Premier Oil has downsized its spending on the Sea Lion development in the Falkland Islands.
The project had originally been earmarked for spending more than £3billion.
However in its interim statement, the company said following a project review, the Sea Lion would now progress to a “smaller development” with an estimated spending of less than £2billion.
Premier Oil operates the Sea Lion development with Rockhopper off the Falkland Islands.
Tony Durrant, chief executive, said:”Despite external market volatility, 2014 has seen strong operational performance from Premier as we continue to deliver on the key targets communicated to investors earlier in the year.
“Looking forward, new projects will be sanctioned if they are robust at our long term oil price which is currently $85/bbl.

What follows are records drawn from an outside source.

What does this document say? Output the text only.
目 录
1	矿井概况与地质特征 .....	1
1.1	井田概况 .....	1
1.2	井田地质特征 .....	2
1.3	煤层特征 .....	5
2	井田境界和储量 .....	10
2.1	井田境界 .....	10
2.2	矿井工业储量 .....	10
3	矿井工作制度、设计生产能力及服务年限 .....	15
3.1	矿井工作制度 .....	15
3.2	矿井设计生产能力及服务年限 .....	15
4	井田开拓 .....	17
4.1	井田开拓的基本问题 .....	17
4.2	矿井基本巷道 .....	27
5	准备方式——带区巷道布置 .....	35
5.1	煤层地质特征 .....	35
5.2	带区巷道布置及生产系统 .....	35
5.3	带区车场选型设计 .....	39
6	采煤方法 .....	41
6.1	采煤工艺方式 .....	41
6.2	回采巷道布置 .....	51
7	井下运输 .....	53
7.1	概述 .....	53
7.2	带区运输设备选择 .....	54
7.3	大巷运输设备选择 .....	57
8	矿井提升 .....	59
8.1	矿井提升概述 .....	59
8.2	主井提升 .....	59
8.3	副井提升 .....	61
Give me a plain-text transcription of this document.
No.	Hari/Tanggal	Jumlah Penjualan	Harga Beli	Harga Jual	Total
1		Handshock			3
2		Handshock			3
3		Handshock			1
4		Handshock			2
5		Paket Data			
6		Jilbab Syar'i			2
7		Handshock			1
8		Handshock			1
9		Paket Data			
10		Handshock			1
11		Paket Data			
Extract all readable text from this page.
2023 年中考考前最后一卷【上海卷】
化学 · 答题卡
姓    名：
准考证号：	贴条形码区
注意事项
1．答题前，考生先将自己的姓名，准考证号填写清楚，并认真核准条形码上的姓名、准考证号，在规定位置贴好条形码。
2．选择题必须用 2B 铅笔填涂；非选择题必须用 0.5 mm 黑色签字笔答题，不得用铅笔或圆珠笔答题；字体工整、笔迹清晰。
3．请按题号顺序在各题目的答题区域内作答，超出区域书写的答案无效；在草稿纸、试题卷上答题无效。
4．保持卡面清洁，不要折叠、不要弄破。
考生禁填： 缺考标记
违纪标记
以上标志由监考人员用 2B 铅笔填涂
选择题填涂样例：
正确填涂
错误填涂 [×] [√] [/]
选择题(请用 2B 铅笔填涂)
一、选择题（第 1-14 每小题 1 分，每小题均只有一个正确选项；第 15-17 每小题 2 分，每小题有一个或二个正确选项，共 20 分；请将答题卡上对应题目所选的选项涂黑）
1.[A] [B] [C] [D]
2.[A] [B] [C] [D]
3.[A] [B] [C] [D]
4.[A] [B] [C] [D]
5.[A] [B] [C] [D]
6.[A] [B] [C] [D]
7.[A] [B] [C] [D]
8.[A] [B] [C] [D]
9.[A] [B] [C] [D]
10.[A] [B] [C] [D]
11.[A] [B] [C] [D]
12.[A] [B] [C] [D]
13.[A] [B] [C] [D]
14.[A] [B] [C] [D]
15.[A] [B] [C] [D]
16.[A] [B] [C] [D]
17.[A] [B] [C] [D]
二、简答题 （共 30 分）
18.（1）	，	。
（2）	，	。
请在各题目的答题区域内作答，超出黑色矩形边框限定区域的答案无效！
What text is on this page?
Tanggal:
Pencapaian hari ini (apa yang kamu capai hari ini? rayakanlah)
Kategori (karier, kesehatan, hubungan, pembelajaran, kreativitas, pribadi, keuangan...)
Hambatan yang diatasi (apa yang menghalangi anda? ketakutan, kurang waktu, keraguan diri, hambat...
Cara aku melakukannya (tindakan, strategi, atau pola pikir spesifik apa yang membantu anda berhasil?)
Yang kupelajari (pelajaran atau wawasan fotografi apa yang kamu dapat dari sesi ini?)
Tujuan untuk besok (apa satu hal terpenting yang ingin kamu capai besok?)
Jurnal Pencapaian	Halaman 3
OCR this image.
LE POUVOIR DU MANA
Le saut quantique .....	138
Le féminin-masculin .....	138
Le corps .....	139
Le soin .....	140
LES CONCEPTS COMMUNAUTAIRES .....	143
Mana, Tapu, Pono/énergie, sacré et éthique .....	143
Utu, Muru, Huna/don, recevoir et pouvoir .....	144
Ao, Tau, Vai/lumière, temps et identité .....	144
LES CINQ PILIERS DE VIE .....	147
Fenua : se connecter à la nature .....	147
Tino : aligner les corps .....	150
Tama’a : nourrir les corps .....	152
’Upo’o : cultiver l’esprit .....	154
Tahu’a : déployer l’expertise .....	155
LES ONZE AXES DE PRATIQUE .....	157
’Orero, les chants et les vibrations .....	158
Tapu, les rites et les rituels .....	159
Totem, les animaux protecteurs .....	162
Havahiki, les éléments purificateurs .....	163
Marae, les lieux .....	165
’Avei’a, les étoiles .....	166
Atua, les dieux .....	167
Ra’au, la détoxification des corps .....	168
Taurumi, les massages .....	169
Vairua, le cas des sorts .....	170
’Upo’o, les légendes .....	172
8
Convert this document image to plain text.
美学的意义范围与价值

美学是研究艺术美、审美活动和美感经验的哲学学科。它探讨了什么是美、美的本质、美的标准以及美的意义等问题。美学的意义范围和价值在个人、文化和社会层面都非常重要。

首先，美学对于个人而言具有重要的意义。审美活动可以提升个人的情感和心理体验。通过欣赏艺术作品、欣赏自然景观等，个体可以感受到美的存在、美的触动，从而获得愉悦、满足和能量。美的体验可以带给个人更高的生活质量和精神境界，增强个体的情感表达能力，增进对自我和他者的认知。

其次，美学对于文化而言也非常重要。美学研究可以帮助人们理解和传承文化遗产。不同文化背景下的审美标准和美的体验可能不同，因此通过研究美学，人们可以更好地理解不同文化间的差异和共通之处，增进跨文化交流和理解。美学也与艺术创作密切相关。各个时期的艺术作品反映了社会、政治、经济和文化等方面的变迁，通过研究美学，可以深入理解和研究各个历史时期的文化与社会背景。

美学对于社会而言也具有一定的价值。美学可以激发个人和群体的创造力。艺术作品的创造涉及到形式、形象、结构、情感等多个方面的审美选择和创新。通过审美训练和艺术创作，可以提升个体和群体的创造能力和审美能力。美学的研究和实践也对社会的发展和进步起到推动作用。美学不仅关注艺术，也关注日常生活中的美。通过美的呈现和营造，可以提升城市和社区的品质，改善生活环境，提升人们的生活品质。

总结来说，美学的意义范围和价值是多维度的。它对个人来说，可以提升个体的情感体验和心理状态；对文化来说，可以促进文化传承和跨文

“This includes a phased, lower capex solution for Sea Lion. In 2015, net cash flows will benefit from lower development capital expenditure and a programme of cost reductions.”
In its interim management statement, the company said the decrease in oil prices had caused it to re-examine the scheme.
The statement said: “Premier believes that a smaller initial development of just the north east part of the field, utilising a reduced well count, could be delivered for less than $2 billion of pre-first oil capex (and would be similar in scale to Premier’s existing Catcher field development).
“Initial indications suggest that such a scheme would recover c. 160 mmbbls in 15 years with a plateau rate of 50-60 kbopd.
“The results of the FEED work done to date, along with results from the 2015 exploration programme, will be incorporated into plans for subsequent phases of development.
“Premier, along with the other stakeholders in Sea Lion, are now progressing an initial development of this type.
“Terms have been agreed with Rockhopper, subject to completion of legal documentation, to split the remaining development carry equally between the initial development and the next phase ($337 million to each).
“A project of this size can be funded from existing facilities and cash flows. Although it is no longer a pre-requisite to be able to sanction the project, Premier will continue to seek a partner for the Sea Lion development.”
Premier said the Catcher development – 110 miles east of Aberdeen – was still progressing on track and its finances remain “robust” as the development benefits from a “low cash breakeven”.